The atomic programme initiator - Homi Jehangir Bhabha
Homi Jehangir Bhabha, known for his contribution to the Indian atomic energy programme, often regarded as its founding father, died in a plane crash in 1966.
The father of the Indian nuclear programme, the Nobel Prize Winner, and one of India’s greatest scientists, was born in 1909. His early life would take him to the Royal Institute of Science and the Cambridge University to study theoretical physics. From the early 1930s, he would focus on getting numerous scholarships and publishing his own papers, often working with atomic scientists like Bohr in Copenhagen.
In 1939, the Second World War began, and it is then that Bhabha would fully grow into the role most people know him for.
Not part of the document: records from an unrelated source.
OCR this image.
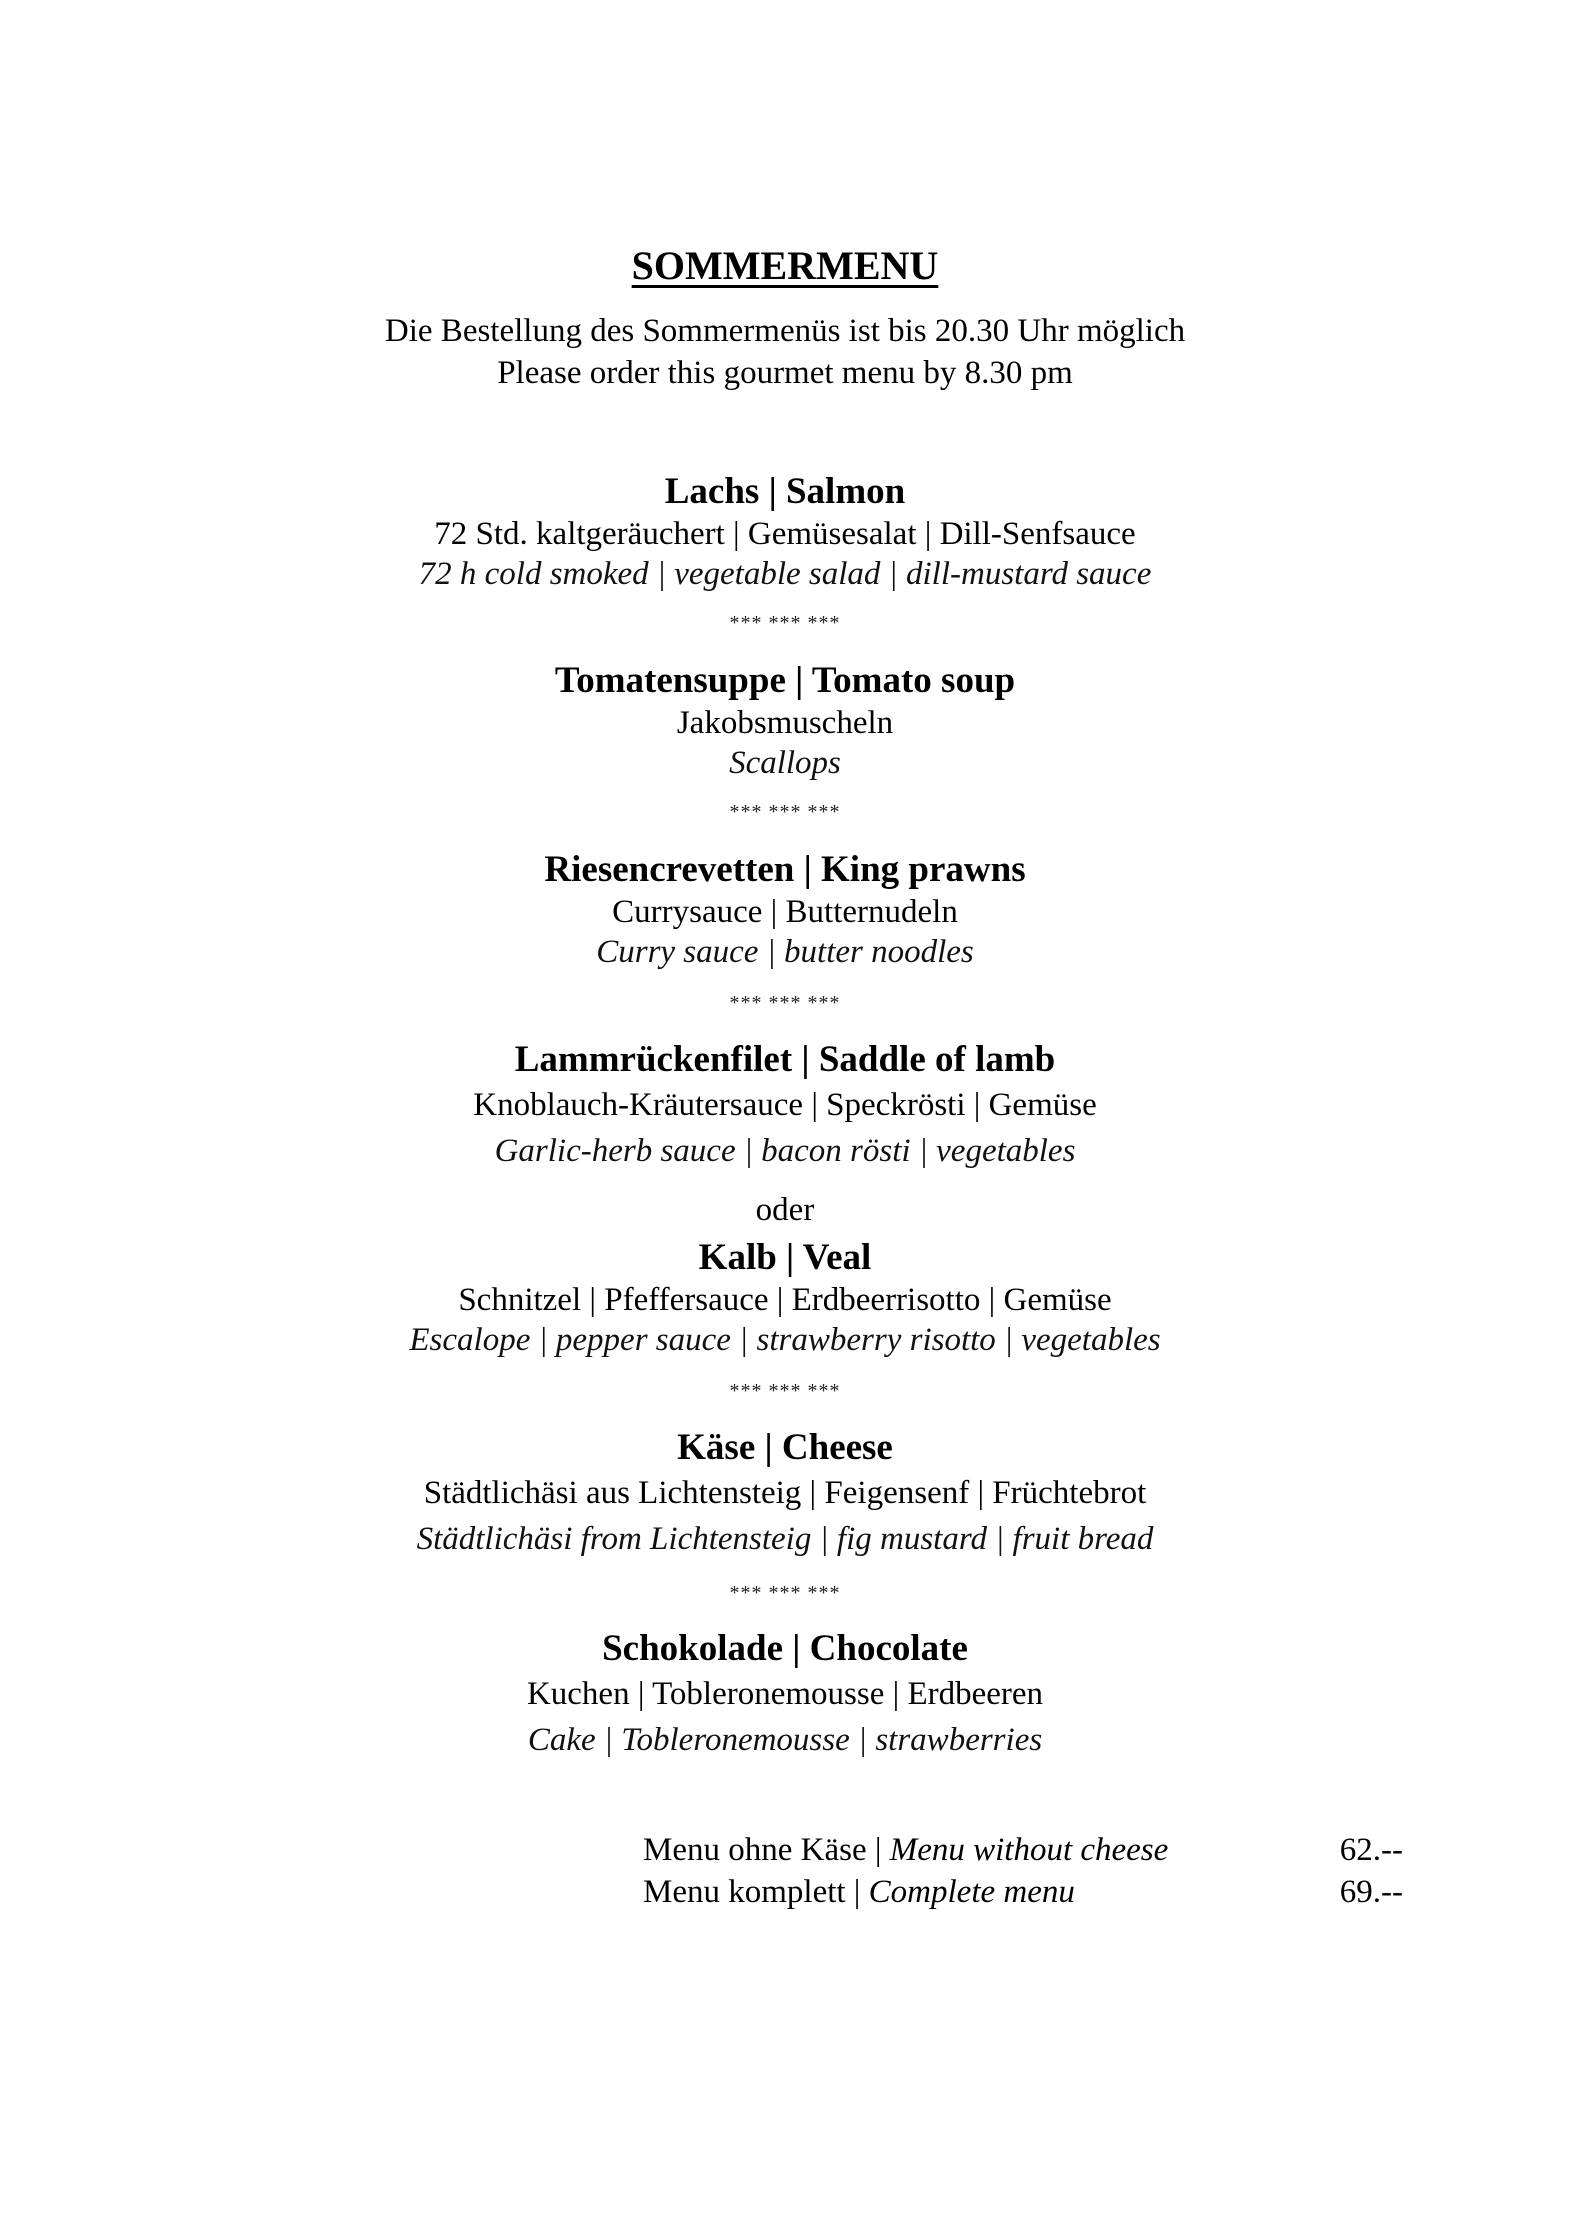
SOMMERMENU
Die Bestellung des Sommermenüs ist bis 20.30 Uhr möglich
Please order this gourmet menu by 8.30 pm
Lachs | Salmon
72 Std. kaltgeräuchert | Gemüsesalat | Dill-Senfsauce
72 h cold smoked | vegetable salad | dill-mustard sauce
*** *** ***
Tomatensuppe | Tomato soup
Jakobsmuscheln
Scallops
*** *** ***
Riesencrevetten | King prawns
Currysauce | Butternudeln
Curry sauce | butter noodles
*** *** ***
Lammrückenfilet | Saddle of lamb
Knoblauch-Kräutersauce | Speckrösti | Gemüse
Garlic-herb sauce | bacon rösti | vegetables
oder
Kalb | Veal
Schnitzel | Pfeffersauce | Erdbeerrisotto | Gemüse
Escalope | pepper sauce | strawberry risotto | vegetables
*** *** ***
Käse | Cheese
Städtlichäsi aus Lichtensteig | Feigensenf | Früchtebrot
Städtlichäsi from Lichtensteig | fig mustard | fruit bread
*** *** ***
Schokolade | Chocolate
Kuchen | Tobleronemousse | Erdbeeren
Cake | Tobleronemousse | strawberries
Menu ohne Käse | Menu without cheese	62.--
Menu komplett | Complete menu	69.--
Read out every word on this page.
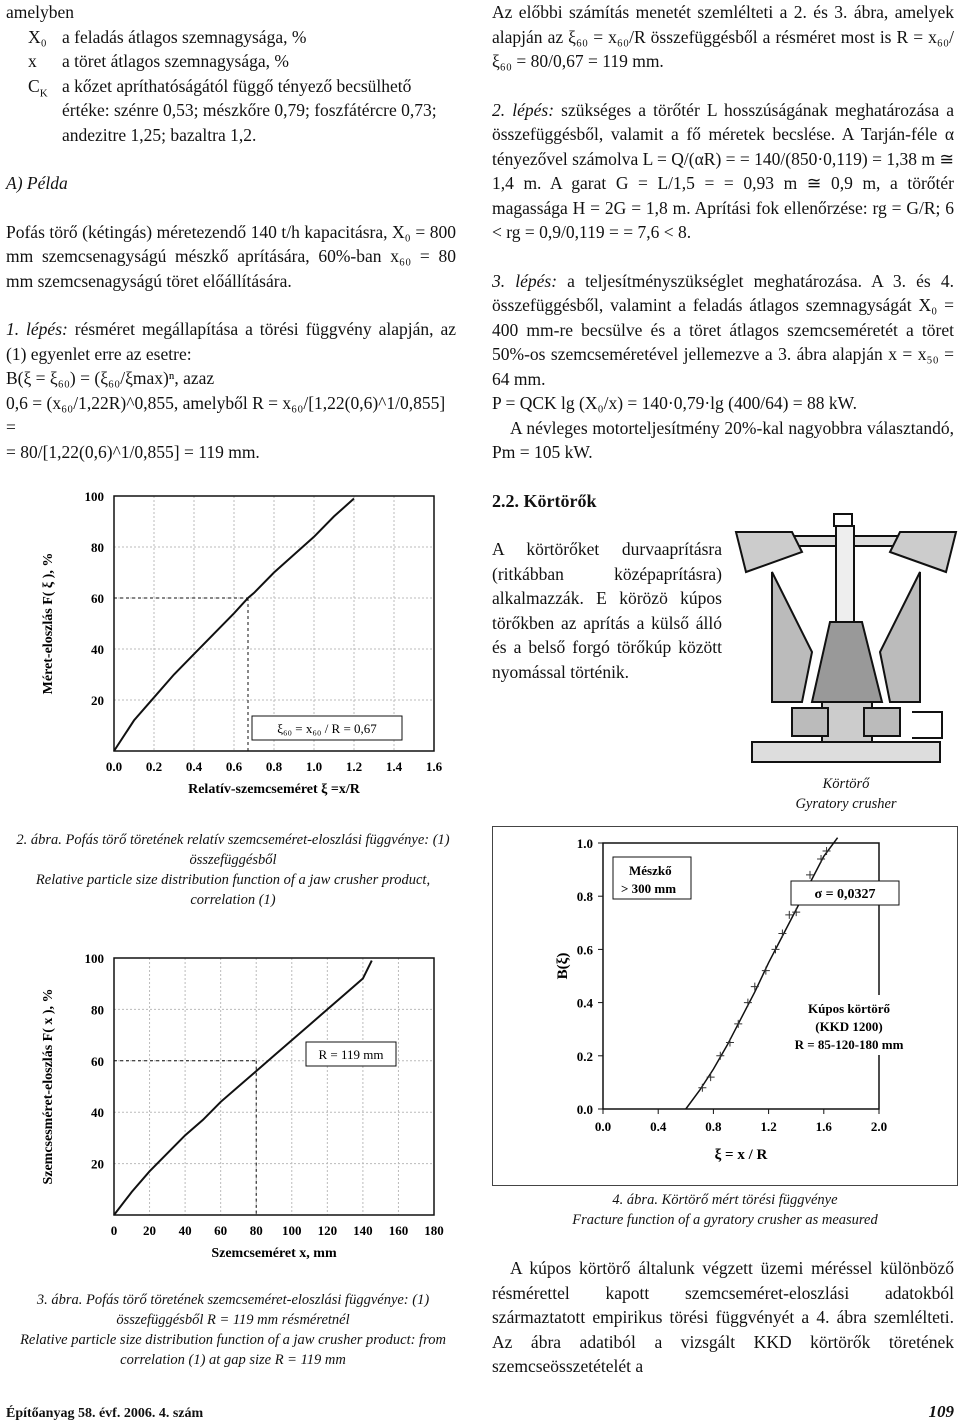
amelyben

X₀ a feladás átlagos szemnagysága, %
x	a töret átlagos szemnagysága, %
$C_K$ a kőzet apríthatóságától függő tényező becsülhető értéke: szénre 0,53; mészkőre 0,79; foszfátércre 0,73; andezitre 1,25; bazaltra 1,2.

A) Példa

Pofás törő (kétingás) méretezendő 140 t/h kapacitásra, X₀ = 800 mm szemcsenagyságú mészkő aprítására, 60%-ban x₆₀ = 80 mm szemcsenagyságú töret előállítására.

1. lépés: résméret megállapítása a törési függvény alapján, az (1) egyenlet erre az esetre:

B(ξ = ξ₆₀) = (ξ₆₀/ξmax)ⁿ, azaz

0,6 = (x₆₀/1,22R)^0,855, amelyből R = x₆₀/[1,22(0,6)^1/0,855] =

= 80/[1,22(0,6)^1/0,855] = 119 mm.

0.0 0.2 0.4 0.6 0.8 1.0 1.2 1.4 1.6
20
40
60
80
100
Relatív-szemcseméret ξ =x/R
Méret-eloszlás F( ξ ), %
ξ₆₀ = x₆₀ / R = 0,67
2. ábra. Pofás törő töretének relatív szemcseméret-eloszlási függvénye: (1) összefüggésből
Relative particle size distribution function of a jaw crusher product, correlation (1)
0 20 40 60 80 100 120 140 160 180
20
40
60
80
100
Szemcseméret x, mm
Szemcsesméret-eloszlás F( x ), %	R = 119 mm
3. ábra. Pofás törő töretének szemcseméret-eloszlási függvénye: (1) összefüggésből R = 119 mm résméretnél
Relative particle size distribution function of a jaw crusher product: from correlation (1) at gap size R = 119 mm

Az előbbi számítás menetét szemlélteti a 2. és 3. ábra, amelyek alapján az ξ₆₀ = x₆₀/R összefüggésből a résméret most is R = x₆₀/ξ₆₀ = 80/0,67 = 119 mm.

2. lépés: szükséges a törőtér L hosszúságának meghatározása a összefüggésből, valamit a fő méretek becslése. A Tarján-féle α tényezővel számolva L = Q/(αR) = = 140/(850·0,119) = 1,38 m ≅ 1,4 m. A garat G = L/1,5 = = 0,93 m ≅ 0,9 m, a törőtér magassága H = 2G = 1,8 m. Aprítási fok ellenőrzése: rg = G/R; 6 < rg = 0,9/0,119 = = 7,6 < 8.

3. lépés: a teljesítményszükséglet meghatározása. A 3. és 4. összefüggésből, valamint a feladás átlagos szemnagyságát X₀ = 400 mm-re becsülve és a töret átlagos szemcseméretét a töret 50%-os szemcseméretével jellemezve a 3. ábra alapján x = x₅₀ = 64 mm.

P = QCK lg (X₀/x) = 140·0,79·lg (400/64) = 88 kW.

A névleges motorteljesítmény 20%-kal nagyobbra választandó, Pm = 105 kW.

2.2. Körtörők

A körtörőket durvaaprításra (ritkábban középaprításra) alkalmazzák. E körözö kúpos törőkben az aprítás a külső álló és a belső forgó törőkúp között nyomással történik.

Körtörő
Gyratory crusher
0.0	0.4	0.8	1.2	1.6	2.0
0.0
0.2
0.4
0.6
0.8
1.0
ξ = x / R
B(ξ)
Mészkő
> 300 mm	σ = 0,0327
Kúpos körtörő
(KKD 1200)
R = 85-120-180 mm
4. ábra. Körtörő mért törési függvénye
Fracture function of a gyratory crusher as measured

A kúpos körtörő általunk végzett üzemi méréssel különböző résmérettel kapott szemcseméret-eloszlási adatokból származtatott empirikus törési függvényét a 4. ábra szemlélteti. Az ábra adatiból a vizsgált KKD körtörők töretének szemcseösszetételét a

Építőanyag 58. évf. 2006. 4. szám	109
He would become a professor in the Indian Institute of Science, and came into contact with prominent industrialists like JRD Tata, and politicians like Nehru. Bhabha managed to convince them of an ambitious nuclear programme which India must follow in order to achieve the great potentials of nuclear power.
Bhabha would establish the Tata Institute of Fundamental Research in 1945 in Bombay, and in 1948, the Atomic Energy Commission - while also covertly working on India’s atomic weapon project. Not only did he continue his work on nuclear research, but also helped other budding scientists like Sarabhai to establish the still-infant space research programme.
Bhabha would be a lifelong advocate of using India’s vast resource of thorium to create nuclear energy, and not uranium, which was less in quantity. This was because the former was in massive quantities in India, however to develop a thorium reactor would take a long time - which Bhabha sadly will not have.
On the 24th of January, 1966, Bhabha’s Air India Flight 101 crashed near Mont Blanc in the Alps.
There have been theories that the US Central Intelligence Agency was responsible for his assassination, in light of the growing nuclear programme in India.
No concrete evidence has been recovered, however, and Bhabha’s legacy lives on in India’s nuclear power and atomic weapons programme, and the centres of atomic research he helped establish.